We see that this method retrieves MYC as a significant regulator. To compute the Enrichment test over STRINGdb we can use the following: ```{r, message=FALSE} enrichment_results <- RunCRE_HSAStringDB(myc, method = "Enrichment", fc.thresh = log2(1.3), pval.thresh = 0.05, only.significant.pvalues = TRUE, significance.level = 0.05, epsilon = 1e-16) enrichment_results[1:10, c("uid","symbol","regulation","pvalue")] ```

We see that the Enrichment method also retrieves MYC as a significant regulator although not as significant as in the case of the Ternary Dot Product Scoring Statistic. ## References [1] Chindelevitch et al. (2012).

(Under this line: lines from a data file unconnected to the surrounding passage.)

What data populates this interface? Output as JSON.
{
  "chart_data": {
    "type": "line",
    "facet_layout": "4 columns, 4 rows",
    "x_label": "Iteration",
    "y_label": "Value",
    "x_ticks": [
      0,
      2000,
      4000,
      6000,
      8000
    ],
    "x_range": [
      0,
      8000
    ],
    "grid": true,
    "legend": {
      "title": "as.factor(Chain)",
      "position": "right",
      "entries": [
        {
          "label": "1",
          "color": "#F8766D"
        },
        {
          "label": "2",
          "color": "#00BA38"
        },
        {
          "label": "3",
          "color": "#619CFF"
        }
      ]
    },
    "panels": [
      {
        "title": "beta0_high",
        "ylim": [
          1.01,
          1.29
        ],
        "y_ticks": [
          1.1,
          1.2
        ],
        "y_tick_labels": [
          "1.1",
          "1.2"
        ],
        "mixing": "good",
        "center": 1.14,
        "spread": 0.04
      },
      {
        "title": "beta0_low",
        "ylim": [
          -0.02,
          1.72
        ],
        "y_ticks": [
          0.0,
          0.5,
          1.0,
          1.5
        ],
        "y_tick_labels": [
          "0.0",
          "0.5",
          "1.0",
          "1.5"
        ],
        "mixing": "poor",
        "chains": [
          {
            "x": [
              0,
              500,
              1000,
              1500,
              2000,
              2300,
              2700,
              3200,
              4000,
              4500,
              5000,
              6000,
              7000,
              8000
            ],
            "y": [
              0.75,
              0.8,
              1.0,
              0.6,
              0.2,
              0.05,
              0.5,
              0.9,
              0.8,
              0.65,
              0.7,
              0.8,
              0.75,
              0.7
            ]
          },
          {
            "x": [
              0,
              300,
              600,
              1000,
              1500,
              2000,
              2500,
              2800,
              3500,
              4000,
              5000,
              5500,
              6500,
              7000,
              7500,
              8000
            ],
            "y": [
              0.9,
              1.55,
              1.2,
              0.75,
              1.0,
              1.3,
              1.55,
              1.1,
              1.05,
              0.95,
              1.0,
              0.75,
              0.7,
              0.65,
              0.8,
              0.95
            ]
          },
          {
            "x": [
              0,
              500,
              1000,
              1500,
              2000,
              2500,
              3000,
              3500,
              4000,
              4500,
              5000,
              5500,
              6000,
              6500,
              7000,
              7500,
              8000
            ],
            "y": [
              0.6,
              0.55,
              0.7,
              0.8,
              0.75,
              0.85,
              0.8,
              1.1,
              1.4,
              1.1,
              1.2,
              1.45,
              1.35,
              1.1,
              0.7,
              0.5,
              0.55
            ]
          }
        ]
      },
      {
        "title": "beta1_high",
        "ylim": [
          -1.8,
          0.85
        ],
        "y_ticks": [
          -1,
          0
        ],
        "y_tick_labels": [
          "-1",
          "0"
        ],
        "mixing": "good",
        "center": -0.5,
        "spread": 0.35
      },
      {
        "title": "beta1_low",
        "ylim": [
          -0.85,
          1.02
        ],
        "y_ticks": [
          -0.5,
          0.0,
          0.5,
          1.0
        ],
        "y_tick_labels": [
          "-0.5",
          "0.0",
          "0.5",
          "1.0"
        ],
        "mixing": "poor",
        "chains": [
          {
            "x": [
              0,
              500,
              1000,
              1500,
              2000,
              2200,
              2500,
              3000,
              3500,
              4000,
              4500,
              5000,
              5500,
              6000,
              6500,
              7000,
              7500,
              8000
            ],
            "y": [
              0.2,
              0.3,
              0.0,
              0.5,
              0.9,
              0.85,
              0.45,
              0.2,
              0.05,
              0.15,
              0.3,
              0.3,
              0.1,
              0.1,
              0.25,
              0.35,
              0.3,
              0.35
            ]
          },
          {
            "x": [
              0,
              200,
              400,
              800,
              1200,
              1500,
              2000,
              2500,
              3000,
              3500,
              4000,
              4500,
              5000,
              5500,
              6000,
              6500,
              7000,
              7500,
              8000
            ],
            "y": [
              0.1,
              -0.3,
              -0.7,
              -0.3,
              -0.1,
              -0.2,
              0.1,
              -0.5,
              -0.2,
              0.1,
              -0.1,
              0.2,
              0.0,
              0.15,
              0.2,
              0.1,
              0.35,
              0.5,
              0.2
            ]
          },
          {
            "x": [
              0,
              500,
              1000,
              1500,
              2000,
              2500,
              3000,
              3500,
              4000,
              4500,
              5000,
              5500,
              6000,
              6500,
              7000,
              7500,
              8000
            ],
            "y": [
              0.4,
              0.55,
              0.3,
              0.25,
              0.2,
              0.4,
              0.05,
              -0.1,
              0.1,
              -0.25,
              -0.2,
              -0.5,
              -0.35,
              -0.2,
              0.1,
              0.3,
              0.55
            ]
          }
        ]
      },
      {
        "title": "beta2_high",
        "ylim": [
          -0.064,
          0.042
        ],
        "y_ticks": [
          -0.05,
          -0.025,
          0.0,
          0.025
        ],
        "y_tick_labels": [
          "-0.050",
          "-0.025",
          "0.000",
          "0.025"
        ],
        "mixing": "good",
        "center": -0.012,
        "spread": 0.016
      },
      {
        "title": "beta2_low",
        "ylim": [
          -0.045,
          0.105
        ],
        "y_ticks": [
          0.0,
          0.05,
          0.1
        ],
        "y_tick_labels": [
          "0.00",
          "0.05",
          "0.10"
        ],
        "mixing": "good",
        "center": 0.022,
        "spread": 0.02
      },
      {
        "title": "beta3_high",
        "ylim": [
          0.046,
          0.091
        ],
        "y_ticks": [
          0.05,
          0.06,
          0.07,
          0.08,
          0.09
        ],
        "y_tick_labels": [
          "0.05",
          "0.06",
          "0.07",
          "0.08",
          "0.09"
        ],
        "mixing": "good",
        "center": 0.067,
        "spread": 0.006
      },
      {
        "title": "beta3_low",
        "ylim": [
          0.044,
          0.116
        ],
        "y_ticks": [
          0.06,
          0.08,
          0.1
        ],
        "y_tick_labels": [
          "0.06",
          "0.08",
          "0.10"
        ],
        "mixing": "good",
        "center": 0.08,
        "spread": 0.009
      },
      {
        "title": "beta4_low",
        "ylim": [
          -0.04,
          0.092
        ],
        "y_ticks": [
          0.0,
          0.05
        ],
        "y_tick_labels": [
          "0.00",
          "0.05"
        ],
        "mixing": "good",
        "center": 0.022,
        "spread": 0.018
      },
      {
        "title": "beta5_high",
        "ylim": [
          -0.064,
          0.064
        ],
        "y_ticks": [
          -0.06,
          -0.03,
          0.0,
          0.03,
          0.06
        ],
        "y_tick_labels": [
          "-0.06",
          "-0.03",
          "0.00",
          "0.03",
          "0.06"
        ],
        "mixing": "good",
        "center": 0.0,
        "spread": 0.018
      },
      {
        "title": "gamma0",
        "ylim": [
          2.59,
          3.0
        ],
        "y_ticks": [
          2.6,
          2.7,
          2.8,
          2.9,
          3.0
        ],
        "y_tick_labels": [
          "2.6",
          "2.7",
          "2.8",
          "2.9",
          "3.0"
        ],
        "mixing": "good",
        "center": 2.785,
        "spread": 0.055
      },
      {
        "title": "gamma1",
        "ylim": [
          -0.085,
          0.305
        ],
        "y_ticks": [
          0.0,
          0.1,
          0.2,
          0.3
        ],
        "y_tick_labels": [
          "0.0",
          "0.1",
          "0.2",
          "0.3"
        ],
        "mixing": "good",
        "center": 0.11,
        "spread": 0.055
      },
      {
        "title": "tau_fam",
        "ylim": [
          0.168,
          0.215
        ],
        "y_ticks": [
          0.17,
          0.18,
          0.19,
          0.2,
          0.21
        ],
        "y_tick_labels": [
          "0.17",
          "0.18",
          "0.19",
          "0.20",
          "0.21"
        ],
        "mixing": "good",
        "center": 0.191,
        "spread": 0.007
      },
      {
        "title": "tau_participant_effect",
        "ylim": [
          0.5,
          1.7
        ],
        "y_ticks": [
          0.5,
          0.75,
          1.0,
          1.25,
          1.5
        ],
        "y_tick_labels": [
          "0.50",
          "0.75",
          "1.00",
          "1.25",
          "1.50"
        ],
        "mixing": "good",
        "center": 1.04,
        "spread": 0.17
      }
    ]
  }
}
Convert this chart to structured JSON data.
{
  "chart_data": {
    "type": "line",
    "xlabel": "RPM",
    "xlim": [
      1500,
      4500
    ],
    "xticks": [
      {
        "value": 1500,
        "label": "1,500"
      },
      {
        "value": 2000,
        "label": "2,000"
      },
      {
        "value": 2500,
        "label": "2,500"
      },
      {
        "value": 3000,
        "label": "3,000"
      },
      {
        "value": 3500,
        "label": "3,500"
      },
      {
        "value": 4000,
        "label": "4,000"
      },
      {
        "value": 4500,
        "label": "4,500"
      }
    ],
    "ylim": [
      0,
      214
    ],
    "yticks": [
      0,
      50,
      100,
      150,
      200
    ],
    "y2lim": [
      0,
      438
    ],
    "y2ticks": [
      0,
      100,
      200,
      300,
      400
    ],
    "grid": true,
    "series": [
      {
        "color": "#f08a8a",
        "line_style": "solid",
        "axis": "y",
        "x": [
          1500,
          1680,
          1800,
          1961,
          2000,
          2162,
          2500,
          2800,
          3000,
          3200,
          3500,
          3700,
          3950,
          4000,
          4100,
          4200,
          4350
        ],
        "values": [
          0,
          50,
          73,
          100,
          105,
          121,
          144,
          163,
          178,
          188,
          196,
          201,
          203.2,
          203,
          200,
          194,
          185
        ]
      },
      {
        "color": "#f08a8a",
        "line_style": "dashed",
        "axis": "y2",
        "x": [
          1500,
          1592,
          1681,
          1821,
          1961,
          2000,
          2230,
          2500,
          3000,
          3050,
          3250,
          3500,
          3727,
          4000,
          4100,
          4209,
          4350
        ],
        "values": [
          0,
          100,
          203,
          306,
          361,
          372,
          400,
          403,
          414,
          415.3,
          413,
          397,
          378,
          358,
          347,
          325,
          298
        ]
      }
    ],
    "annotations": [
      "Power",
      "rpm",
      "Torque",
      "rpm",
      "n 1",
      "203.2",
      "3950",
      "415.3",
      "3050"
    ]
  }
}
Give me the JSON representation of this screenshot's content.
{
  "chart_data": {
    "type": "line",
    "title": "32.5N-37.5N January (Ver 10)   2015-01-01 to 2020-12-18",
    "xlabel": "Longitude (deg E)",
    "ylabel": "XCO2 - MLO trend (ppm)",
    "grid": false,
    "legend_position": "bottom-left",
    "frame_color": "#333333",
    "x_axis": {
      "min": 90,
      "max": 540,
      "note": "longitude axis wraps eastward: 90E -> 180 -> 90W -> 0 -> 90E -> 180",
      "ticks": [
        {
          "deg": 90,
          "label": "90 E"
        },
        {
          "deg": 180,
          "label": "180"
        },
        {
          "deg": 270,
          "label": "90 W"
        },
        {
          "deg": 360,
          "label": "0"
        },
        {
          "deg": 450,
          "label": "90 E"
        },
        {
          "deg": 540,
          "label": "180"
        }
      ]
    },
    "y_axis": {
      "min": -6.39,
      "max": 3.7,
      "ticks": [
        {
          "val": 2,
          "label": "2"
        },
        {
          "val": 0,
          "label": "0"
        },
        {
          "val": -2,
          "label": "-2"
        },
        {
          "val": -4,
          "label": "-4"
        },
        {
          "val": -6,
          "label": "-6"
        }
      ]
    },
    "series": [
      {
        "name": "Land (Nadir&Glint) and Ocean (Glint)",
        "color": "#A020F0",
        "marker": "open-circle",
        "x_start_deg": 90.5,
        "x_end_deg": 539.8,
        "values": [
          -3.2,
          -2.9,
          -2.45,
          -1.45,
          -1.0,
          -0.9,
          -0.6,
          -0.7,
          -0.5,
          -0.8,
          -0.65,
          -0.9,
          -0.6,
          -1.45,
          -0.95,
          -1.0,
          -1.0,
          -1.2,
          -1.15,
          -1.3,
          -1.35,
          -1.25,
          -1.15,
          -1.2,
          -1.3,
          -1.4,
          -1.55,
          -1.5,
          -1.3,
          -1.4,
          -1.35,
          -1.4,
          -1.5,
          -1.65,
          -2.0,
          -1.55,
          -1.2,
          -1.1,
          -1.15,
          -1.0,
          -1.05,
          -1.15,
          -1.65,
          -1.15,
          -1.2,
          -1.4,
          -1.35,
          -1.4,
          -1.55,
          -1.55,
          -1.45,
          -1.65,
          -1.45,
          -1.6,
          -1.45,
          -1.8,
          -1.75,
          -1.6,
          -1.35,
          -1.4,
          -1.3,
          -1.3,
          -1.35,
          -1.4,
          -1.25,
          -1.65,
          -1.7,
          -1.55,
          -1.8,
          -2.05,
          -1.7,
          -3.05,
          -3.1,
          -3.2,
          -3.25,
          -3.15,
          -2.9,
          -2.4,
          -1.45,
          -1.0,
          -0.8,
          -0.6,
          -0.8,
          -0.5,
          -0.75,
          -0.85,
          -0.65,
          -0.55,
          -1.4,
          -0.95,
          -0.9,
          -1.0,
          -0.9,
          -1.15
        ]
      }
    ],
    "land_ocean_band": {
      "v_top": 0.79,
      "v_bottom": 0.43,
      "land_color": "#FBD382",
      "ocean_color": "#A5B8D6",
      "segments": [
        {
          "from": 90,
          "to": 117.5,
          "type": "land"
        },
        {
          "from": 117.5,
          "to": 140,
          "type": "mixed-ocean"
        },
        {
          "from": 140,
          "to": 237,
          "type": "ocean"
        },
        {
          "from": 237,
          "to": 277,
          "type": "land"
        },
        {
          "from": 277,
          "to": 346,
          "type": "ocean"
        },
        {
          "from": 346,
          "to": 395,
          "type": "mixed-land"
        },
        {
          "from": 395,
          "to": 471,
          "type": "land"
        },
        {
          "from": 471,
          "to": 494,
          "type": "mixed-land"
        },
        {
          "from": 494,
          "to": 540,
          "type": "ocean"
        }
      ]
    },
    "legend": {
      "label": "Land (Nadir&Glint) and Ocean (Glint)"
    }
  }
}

Assessing statistical significance in causal graphs. BMC Bioinformatics, Volume 3, Issue 1, 2012, Page 35. [2] Carl Tony Fakhry, Parul Choudhary, Alex Gutteridge, Ben Sidders, Ping Chen, Daniel Ziemek, and Kourosh Zarringhalam. Interpreting transcriptional changes using causal graphs: new methods and their practical utility on public networks. BMC Bioinformatics, 17:318, 2016. ISSN 1471-2105. doi: 10.1186/s12859-016-1181-8. [3] Franceschini, A (2013). STRING v9.1: protein-protein interaction networks, with increased coverage and integration. In:'Nucleic Acids Res. 2013 Jan;41(Database issue):D808-15. doi: 10.1093/nar/gks1094. Epub 2012 Nov 29'.